Before May 22, 2003, the Cleveland Cavaliers were noteworthy to me for the following reasons: Michael Jordan hit “The Shot” against them, The West Wing had an ongoing joke about them, and their old logo looked like the sign for a shady sandwich shop off the Jersey shore. That’s it. The Cavaliers were one of those irrelevant franchises in sports, existing solely to act as the foils to the real contenders — the NBA’s extras, essentially. In any sports league, there are perpetual champions and perpetual losers. The Cavaliers, before May 22, 2003, were perpetual losers. They consistently served their role well.
And then, on May 22, 2003, everything finally came up Milhouse. After yet another miserable season, the Cavaliers secured the first pick at the 2003 NBA Draft Lottery, allowing them to select home-state hero and can’t-miss teenage phenom LeBron James. Because the right Ping-Pong ball came up at just the right time, the Cavaliers’ next two decades were completely different from anything before. They went from supporting players to stars, anonymous nobodies to the team with the best player and best-selling jersey on the planet, ultimately reaching five NBA Finals and winning their first-ever championship in 2016. It all happened because of that lottery. And it easily could have turned out differently. The Detroit Pistons (who notoriously picked all-time flop Darko Milicic) and the Denver Nuggets (who picked Carmelo Anthony, a likely Hall of Famer who will nevertheless be known forever as Not LeBron James) had just as strong of odds to get that No. 1 pick. But the Cavs lucked out. Nothing about them, or the NBA, has been the same since.

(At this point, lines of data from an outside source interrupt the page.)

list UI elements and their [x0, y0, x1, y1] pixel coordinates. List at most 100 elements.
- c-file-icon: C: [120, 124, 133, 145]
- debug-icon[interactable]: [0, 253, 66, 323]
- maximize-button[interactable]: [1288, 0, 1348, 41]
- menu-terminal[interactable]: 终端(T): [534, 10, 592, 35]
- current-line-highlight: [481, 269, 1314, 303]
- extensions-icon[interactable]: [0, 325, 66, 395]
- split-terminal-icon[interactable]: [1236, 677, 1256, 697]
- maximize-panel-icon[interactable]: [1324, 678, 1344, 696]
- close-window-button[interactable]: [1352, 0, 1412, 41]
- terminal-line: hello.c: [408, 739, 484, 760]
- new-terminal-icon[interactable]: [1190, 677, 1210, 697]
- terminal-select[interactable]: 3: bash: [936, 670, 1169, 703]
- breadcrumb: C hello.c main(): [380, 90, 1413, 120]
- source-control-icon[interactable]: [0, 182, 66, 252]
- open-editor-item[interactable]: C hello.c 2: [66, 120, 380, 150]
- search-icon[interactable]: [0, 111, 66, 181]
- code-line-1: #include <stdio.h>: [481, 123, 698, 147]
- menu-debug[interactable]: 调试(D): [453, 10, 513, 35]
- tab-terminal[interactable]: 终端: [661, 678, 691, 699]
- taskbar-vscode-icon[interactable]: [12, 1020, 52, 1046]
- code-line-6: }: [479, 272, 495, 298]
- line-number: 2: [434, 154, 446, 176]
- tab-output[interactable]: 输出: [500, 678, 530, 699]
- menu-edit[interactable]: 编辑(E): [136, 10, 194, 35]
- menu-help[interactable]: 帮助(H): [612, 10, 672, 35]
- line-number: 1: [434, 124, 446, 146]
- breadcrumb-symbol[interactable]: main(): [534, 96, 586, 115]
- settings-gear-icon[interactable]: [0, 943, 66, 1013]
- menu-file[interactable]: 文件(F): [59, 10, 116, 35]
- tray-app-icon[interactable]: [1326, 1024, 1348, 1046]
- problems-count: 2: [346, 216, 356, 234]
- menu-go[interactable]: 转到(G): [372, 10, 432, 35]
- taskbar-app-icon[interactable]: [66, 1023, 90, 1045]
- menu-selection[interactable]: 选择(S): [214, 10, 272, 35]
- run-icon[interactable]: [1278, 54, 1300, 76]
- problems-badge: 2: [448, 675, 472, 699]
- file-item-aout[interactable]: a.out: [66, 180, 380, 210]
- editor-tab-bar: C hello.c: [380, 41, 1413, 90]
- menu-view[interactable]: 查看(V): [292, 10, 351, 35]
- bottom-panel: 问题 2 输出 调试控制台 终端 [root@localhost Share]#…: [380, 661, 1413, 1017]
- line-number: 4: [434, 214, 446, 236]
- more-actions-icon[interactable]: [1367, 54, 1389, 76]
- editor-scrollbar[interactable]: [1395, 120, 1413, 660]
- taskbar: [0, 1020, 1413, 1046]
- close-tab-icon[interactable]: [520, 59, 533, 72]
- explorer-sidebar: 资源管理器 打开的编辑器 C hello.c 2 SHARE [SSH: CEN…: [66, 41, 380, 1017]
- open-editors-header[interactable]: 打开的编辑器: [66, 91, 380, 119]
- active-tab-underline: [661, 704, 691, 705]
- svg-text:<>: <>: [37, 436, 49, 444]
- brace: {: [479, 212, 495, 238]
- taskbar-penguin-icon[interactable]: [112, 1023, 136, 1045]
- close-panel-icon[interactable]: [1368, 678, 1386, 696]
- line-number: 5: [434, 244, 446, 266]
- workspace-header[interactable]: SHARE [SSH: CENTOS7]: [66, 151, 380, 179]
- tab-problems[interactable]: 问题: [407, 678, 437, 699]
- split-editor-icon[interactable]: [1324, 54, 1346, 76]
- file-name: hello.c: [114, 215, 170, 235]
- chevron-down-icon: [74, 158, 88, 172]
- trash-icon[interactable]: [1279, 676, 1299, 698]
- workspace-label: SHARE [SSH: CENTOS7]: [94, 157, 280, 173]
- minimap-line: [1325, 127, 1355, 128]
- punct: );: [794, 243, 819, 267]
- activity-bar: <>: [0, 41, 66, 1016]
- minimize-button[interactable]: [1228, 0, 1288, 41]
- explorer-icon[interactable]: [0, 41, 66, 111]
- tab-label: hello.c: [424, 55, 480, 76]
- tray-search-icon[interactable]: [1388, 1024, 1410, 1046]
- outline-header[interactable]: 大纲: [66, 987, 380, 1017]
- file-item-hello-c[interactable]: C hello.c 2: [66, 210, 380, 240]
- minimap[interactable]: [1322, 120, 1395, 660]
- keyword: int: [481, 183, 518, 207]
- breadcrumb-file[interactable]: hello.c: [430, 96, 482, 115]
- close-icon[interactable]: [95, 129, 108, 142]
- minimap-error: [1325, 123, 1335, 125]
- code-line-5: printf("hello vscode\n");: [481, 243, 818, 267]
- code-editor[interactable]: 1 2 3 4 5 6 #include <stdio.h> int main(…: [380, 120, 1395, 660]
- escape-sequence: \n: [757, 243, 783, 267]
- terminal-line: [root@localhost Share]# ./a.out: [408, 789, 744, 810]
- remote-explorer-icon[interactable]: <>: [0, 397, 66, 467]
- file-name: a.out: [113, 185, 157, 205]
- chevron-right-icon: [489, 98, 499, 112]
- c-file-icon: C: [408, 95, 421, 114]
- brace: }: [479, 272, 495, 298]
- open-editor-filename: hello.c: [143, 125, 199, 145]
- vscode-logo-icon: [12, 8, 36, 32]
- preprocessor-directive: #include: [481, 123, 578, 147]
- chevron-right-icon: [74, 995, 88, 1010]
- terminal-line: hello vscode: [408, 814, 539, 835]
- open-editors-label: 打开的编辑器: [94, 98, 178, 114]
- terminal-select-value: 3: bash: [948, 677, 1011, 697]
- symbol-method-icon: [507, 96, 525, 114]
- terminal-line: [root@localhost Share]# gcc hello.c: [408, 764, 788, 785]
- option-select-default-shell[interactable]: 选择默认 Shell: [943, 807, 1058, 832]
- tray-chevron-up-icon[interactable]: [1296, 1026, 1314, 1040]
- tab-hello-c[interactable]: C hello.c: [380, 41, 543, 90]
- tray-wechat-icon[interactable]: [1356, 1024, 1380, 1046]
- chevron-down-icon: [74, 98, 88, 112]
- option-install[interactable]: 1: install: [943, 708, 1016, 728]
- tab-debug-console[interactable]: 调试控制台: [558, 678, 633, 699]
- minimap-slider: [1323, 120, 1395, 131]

Tuesday night, the most important NBA Draft Lottery since 2003 will take place in Chicago, shortly before game one of the Western Conference Finals between the Denver Nuggets and LeBron’s Los Angeles Lakers. Sports history may change again thanks to the placement of Ping-Pong balls, but really thanks to this man:
There has never been a draft prospect, or maybe even human being, like 19-year-old Frenchman Victor Wembanyama. First off, he’s seven-foot-five (seven-foot-five!) but not oafish or hulking like Shaq or Yao Ming: He’s lithe, fast, and smooth like a point guard. He possesses incredible ball-handling skills and an ability to hit the open man on a fast break. In the French professional league where he’s been dominating players who have been playing for a decade, he’s known for court awareness above anything else, and that’s saying a lot, considering he has the wingspan of a supersize condor. Also, he can shoot. It seems sort of unfair that he can shoot.

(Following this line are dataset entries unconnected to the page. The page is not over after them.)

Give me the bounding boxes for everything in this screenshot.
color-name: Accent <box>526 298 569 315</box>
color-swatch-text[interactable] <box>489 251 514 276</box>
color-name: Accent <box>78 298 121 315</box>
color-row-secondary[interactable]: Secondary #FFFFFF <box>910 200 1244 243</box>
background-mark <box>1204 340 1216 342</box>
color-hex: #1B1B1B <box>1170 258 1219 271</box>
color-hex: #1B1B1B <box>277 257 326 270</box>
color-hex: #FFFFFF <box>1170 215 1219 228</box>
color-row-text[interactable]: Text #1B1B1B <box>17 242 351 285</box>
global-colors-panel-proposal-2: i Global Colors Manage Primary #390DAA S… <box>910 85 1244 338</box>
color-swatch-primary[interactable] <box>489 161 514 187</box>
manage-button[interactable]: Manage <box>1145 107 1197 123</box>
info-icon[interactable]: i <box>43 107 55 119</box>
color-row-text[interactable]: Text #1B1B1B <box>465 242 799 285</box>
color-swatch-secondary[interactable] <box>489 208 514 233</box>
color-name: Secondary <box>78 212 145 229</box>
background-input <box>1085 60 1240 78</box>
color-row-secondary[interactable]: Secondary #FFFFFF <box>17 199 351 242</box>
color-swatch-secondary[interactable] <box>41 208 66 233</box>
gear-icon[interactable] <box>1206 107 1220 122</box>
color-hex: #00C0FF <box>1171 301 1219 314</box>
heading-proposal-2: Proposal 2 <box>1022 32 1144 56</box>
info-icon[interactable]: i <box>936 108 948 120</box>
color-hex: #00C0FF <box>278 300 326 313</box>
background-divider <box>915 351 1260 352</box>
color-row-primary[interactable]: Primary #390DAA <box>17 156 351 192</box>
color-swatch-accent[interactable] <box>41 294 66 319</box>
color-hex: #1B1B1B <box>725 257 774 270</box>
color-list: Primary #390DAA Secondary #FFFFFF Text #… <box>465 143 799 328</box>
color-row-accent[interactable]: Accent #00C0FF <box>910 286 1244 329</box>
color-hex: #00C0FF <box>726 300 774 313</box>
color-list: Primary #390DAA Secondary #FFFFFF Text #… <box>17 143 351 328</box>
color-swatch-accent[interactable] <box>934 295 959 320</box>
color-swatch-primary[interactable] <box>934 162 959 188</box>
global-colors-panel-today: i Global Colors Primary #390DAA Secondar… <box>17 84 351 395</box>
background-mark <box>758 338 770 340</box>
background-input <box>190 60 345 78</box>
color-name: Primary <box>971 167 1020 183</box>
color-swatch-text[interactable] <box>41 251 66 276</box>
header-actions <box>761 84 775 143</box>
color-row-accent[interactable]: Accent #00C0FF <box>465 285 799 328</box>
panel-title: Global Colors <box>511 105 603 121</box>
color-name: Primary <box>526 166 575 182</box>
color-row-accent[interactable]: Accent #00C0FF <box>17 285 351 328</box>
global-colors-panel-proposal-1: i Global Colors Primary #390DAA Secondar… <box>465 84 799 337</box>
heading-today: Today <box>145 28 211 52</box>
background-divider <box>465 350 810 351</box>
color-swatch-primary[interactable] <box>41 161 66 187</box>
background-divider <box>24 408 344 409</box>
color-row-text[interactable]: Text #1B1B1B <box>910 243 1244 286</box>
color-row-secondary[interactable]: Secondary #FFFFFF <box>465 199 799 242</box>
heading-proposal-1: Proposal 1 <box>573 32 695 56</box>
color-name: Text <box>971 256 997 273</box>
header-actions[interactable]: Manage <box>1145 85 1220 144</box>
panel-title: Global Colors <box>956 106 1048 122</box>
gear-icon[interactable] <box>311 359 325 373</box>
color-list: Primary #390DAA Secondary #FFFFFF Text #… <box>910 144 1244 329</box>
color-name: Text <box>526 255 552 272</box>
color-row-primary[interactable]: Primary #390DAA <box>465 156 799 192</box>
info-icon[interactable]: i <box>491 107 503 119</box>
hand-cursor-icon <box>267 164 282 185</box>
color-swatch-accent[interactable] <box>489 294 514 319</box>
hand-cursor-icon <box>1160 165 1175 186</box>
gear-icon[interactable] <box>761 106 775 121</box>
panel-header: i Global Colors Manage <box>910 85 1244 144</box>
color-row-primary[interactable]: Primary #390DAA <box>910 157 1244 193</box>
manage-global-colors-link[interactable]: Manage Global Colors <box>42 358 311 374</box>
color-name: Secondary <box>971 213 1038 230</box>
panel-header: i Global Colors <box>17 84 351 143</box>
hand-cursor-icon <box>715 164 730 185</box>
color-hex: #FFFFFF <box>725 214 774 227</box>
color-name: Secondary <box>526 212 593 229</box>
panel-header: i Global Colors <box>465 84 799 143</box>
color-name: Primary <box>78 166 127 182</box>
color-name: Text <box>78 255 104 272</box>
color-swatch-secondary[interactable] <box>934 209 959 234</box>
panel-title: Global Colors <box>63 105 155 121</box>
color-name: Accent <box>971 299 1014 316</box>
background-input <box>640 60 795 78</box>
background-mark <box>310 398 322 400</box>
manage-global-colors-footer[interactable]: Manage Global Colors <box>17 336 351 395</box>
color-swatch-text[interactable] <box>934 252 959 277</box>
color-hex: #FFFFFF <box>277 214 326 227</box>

How good is he? Giannis Antetokounmpo, one of the best players in the NBA and the sort of physical specimen the league has never seen before, said, “He has a chance to be the best to ever play this game. You have to get ready for this kid.” This kind of talk wasn’t the universal norm for LeBron, by the way: Then-Lakers coach Phil Jackson famously said James “didn’t belong in the NBA,” leading to a 15-year feud between the two. No one is saying Wembanyama doesn’t belong. Quite the opposite: Giannis worries the league won’t be able to handle him.

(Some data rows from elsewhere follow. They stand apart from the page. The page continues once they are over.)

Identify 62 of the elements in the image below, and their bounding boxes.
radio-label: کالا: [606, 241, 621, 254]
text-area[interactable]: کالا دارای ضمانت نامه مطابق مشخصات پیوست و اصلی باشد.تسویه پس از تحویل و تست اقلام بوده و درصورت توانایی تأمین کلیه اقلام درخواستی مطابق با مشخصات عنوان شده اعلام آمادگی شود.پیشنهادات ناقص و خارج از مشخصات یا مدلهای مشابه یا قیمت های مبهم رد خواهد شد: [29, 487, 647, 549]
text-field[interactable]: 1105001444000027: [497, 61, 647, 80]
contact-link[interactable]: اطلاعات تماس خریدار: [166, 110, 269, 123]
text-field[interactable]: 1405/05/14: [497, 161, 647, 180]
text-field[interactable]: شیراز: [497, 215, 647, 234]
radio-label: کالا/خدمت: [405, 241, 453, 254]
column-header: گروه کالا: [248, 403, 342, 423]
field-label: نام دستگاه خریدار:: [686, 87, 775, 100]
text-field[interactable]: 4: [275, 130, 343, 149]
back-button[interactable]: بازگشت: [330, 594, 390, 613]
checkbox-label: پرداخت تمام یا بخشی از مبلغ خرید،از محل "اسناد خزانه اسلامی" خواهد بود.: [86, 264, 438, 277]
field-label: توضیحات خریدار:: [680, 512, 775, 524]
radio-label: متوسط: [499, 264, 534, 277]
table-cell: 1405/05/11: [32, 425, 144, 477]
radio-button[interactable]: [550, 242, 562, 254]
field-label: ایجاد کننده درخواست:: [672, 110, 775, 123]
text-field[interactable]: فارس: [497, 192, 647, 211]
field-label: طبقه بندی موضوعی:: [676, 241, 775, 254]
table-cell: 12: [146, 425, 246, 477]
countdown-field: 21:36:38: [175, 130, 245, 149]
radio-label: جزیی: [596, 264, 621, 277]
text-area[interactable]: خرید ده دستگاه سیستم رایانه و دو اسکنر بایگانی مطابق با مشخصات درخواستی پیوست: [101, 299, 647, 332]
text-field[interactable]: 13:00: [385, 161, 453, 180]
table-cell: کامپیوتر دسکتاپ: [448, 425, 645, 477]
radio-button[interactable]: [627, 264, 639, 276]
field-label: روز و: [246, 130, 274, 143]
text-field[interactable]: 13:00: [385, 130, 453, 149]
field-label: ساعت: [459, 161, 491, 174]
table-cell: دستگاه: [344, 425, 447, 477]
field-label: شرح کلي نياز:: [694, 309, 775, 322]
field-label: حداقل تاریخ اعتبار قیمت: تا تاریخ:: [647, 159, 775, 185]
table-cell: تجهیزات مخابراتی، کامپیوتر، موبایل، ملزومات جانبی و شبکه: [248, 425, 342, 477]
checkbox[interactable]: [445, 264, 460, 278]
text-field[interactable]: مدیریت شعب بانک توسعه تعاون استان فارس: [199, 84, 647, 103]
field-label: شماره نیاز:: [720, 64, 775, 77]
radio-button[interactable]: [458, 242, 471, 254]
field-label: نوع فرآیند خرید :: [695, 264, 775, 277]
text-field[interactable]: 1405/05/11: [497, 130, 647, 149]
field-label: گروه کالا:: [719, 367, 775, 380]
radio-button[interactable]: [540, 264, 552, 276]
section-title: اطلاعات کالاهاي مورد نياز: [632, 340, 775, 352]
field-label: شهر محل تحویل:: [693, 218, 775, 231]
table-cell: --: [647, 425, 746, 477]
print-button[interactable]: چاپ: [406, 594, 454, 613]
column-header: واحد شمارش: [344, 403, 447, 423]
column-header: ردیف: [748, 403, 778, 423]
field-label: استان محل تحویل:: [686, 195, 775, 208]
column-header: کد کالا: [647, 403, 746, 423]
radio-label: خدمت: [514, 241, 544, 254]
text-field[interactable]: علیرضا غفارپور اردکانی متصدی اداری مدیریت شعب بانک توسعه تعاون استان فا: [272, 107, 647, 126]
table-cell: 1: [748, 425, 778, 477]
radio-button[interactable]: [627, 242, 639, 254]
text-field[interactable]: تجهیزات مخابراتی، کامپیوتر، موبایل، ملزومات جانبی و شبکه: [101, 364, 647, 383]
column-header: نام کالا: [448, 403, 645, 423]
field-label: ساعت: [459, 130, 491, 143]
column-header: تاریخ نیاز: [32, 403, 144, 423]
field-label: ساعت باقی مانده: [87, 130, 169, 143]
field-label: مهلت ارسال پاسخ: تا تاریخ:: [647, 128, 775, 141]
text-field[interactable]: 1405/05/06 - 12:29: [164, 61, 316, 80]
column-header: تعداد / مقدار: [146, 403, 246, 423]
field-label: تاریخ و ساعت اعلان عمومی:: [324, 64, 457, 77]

Again, check out what this person — whose games nba.com has been streaming for months now — can do:
Suffice it to say, he’s going to change the league. But more to the point: He’s going to change one benighted team’s future for the next several decades. And Tuesday night, we’ll find out which one will be rewarded handsomely for being terrible.
There are six teams with 9 percent or better odds of landing Wembanyama:
Detroit Pistons (14 percent)
Houston Rockets (14 percent)
San Antonio Spurs (14 percent)
Charlotte Hornets (12.5 percent)
Portland Trail Blazers (10.5 percent)
Orlando Magic (9.0 percent)
There are other teams with smaller chances: Indiana (6.8 percent), Washington (6.7), Utah (4.5), Dallas (3.0), and so on.
But even a one-percent chance (Toronto!) feels like a big deal. Whoever wins this lottery will immediately become one of the most valuable franchises in all of American sports. If history tells us anything, the lucky team is likely to win a championship in the next decade; the unlucky ones will remain the lousy, boring franchises they are right now — this generation’s NBA extras.
And it’s not just the teams; it’s the cities themselves. You don’t think Detroit, or Portland, will be electrified to have someone like Wembanyama for the next decade? Giannis has changed the city of Milwaukee forever just by his presence — you can’t walk through that town without seeing his face on every corner. Wembanyama could do the same thing.
There is an extremely important basketball game on Tuesday night, pitting two-time MVP Nikola Jokic and his Nuggets against LeBron James and the Lakers. But even though that matchup will take place after the draft, it feels like the undercard. The entire sporting universe, and beyond, is going to change at 8 p.m. ET on Tuesday. Hundreds of millions of dollars will go to one franchise, and city, rather than another. All because of something that has nothing to do with sports at all. You can enjoy all the dunks you want; it’ll be Ping-Pong balls that provide the real drama on Tuesday night.